Cross origin javascript client

Hello. I have a javascript client located on iis server. everything goes fine but on click  button that sends a request to my server always got the error policy cross origin fails or empty response.

On my server i have the configuration SendCrossOriginHeader on true.

am i missing some thing?

thanks in advance

This can be pretty much anything. Try to debug the client-server interaction with Fiddler or similar tool to find out what’s going wrong.

I did the test with fiddler. There is a request like… The result is: The server did not return a complete response for this request. Server returned 0 bytes

th ip is right and active (server).

Sorry maybe is not yet enough information.

by the way the indy version is 9

thanks again.

ROD servers accepts by default POST method only.
if you server should accept GET method, you can use OnCustomResponseEvent event as shown in Using OnCustomResponseEvent in a ROSDK Server snippets

Hello, thanks for the answer. My application do not need Get method in fact the fiddler tool show POST method and the response is: XmlHttpRequest cannot load…Response to preflight request doesn´t pass access control check: No ‘Access-Control-Allow-Origin’ header is present on the requested resource. Origin is therefore not allowed access. The response had Http status code 502. This message was captured on google chrome dev tool.

The configuration of the web.config into the iis application has the CORS header enable.


that server type is used on server-side? TROIndyHTTPServer or TROWebBrokerServer?

is TROIndyHTTPServer.


can you confirm that TROIndyHTTPServer.SendCrossOriginHeader is set to true ?

Hello. Yes the property is set to true.

I did check too the code and the property is never changed.


can you set breakpoint at uROBaseHTTPServer.pas

procedure TROBaseHTTPServer.ProcessRequest(const aTransport: IROHTTPTransportEx;
  const aRequestStream: TStream; out aResponseStream: TROBinaryMemoryStream;
  const aResponse: IROHTTPResponse);

    DoCORSSupport(aTransport,aResponse);  // <<<<<<<<<<<< here

and confirm that it sets Access-Control-Allow-Origin header?

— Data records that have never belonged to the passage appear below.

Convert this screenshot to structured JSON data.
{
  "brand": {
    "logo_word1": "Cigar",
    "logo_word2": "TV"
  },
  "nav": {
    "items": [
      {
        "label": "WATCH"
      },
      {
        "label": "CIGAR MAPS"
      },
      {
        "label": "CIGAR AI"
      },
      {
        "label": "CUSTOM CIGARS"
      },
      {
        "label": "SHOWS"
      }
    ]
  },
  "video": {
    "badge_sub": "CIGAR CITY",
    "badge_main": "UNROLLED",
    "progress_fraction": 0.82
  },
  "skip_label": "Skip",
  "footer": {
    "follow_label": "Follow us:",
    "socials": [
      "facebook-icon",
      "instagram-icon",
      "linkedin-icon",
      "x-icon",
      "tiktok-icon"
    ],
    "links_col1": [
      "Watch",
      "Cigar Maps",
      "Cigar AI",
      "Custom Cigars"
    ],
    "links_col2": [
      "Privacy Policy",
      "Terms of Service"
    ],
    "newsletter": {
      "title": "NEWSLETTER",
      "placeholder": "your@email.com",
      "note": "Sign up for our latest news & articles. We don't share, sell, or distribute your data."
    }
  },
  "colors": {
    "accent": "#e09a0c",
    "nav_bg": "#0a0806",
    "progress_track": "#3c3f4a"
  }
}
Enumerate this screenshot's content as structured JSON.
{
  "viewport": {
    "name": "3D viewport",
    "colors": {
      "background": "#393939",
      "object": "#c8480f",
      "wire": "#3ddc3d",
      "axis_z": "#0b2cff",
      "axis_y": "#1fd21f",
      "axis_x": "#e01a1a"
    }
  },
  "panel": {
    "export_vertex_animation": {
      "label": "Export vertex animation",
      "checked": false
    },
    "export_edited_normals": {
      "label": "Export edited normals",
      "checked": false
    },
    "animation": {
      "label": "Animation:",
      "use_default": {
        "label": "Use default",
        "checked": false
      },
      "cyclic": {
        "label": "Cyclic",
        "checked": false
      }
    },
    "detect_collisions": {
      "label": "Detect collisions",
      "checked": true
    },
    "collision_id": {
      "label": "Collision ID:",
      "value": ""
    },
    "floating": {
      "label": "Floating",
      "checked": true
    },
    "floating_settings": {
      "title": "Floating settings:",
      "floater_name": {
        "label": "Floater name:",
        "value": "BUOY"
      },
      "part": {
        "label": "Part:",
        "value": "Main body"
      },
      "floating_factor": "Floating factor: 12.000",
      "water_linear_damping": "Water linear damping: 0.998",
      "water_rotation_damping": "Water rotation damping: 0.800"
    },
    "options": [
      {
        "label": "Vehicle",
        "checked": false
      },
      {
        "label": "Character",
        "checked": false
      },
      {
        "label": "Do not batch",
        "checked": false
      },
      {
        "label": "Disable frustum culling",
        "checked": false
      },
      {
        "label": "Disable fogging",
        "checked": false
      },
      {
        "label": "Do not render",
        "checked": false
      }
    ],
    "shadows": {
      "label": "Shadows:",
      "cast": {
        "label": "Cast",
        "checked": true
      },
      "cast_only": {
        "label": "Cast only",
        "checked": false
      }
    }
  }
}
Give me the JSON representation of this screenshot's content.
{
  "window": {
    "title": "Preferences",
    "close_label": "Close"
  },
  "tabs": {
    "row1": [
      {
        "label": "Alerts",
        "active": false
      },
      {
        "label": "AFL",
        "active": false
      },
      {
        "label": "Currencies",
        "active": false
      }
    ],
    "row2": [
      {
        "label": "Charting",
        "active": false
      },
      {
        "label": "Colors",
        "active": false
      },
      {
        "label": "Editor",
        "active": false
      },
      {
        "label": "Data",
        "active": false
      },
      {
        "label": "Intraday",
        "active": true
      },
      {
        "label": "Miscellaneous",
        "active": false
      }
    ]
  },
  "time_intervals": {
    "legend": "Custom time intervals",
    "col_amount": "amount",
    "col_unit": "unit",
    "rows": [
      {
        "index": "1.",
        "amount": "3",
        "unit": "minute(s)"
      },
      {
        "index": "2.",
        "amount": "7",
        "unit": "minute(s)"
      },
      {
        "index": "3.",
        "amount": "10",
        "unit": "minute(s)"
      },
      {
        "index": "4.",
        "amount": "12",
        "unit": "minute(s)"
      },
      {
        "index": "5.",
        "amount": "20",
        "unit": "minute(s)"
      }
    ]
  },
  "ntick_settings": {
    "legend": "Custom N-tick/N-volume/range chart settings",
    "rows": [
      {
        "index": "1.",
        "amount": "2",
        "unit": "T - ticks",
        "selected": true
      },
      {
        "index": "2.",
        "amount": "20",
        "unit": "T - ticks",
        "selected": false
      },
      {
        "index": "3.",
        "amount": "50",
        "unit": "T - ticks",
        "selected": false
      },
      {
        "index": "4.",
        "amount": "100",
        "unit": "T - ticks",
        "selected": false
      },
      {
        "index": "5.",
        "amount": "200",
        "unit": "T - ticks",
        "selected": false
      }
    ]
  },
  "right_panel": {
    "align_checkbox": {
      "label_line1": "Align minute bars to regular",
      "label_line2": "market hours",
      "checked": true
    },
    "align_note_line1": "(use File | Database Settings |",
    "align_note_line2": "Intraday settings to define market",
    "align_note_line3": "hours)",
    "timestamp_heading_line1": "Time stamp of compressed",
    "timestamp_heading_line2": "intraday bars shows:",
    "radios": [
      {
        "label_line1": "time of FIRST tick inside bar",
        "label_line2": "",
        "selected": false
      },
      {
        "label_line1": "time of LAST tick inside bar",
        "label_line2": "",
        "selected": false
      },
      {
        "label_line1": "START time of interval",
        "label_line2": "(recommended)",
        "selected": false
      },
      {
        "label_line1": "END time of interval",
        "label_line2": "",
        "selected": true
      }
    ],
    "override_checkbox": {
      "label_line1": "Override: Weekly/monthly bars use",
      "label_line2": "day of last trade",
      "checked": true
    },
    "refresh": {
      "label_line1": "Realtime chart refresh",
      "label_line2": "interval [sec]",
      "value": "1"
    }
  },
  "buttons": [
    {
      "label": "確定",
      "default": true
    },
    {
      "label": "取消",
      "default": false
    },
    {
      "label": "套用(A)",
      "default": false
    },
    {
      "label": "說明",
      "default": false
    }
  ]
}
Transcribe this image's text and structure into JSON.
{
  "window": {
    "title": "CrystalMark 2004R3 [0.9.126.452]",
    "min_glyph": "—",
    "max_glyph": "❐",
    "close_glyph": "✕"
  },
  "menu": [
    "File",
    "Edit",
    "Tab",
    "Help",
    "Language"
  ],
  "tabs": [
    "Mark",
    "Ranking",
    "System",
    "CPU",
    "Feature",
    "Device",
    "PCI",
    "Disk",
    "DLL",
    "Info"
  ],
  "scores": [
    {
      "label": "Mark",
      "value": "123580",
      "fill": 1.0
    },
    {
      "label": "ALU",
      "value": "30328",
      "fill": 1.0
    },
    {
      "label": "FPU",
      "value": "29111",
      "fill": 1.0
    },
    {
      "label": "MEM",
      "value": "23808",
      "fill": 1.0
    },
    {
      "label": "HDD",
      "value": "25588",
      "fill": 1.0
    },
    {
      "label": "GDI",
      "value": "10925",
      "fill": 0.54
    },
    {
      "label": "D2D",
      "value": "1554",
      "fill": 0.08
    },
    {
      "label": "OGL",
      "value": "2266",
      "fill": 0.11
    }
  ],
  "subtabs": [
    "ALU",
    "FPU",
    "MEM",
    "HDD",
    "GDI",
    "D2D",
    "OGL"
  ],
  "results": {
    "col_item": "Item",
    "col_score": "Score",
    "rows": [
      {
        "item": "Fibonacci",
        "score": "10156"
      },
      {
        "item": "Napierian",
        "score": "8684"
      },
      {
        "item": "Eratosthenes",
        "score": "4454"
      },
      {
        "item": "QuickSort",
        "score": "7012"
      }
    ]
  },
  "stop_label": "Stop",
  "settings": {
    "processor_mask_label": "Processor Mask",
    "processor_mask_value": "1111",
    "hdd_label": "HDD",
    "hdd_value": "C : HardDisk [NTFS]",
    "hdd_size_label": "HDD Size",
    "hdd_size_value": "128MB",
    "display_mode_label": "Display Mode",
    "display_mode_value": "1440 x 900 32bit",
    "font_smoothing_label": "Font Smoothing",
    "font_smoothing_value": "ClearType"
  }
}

Ok. This is how i am trying to operate according to my needs. I have two web applications, both of them conected to the same server application (delphi).

First one. In this app, my server serves the html pages and it loads the javascript files referenced into the head of them. Into these js files are the logic to connect to the same server. In this scenario everything goes fine and the header Access-Control-Allow-Origin is true and right.

Second. In this app, i have an IIS server that receive the request of the html pages and it loads the javscript files from here too. So when the javascript logic sends a request to my server app, the response fails. the event “ProcessRequest” is never fired in this scenario.

I checked the trafic with fiddler tool, the request is send to the right ip in fact if i copy paste this http request to a new browser page on the same PC, the server responds and the event “ProcessRequest” is fired but not when javascript sends the same.

Sorry if i am doing something wrong, i really need help.

thanks in advance

Fiddler can save network exchange data.
Could you please do the following:

  • Start fiddler
  • Load your app in the browser
  • Press Ctrl+X to clear the log
  • Press the failing button
  • In Fiddler, go to File -> Save -> All Sessions

And then send the log file to us (via support@, please do not attach it to the talk message)

Ok, the log has been send.

thank you very much

Can you specify what Indy and Delphi version you are using?
if you replaced TROIndyHTTPServer with TROIpHTTPServer, would it work?

Hello. The indy Version is 9.00.10 and Delphi7.

I can not see the TROIpHTTPServer into the RemObjects toolbar.

I think i can implement another component but just if my other projects keep working without changes to make (deep changes). My question is Is not posible my scenario to work in this way?



According to the Fiddler log the issue is that there is no answer at all to the OPTIONS request (ie the preflight CORS check).

So either the server URL or port is not accessible from the client at all or there is something wrong with the server channel so it doesn’t respond to the CORS request.

yes i see that, but if i put the url ( into a browser on the same machine, the server responds. Only fails the response when i make it from javascript library loaded from IIS server. why is that?

with the right port:


jejeje my fingers play me a bad time.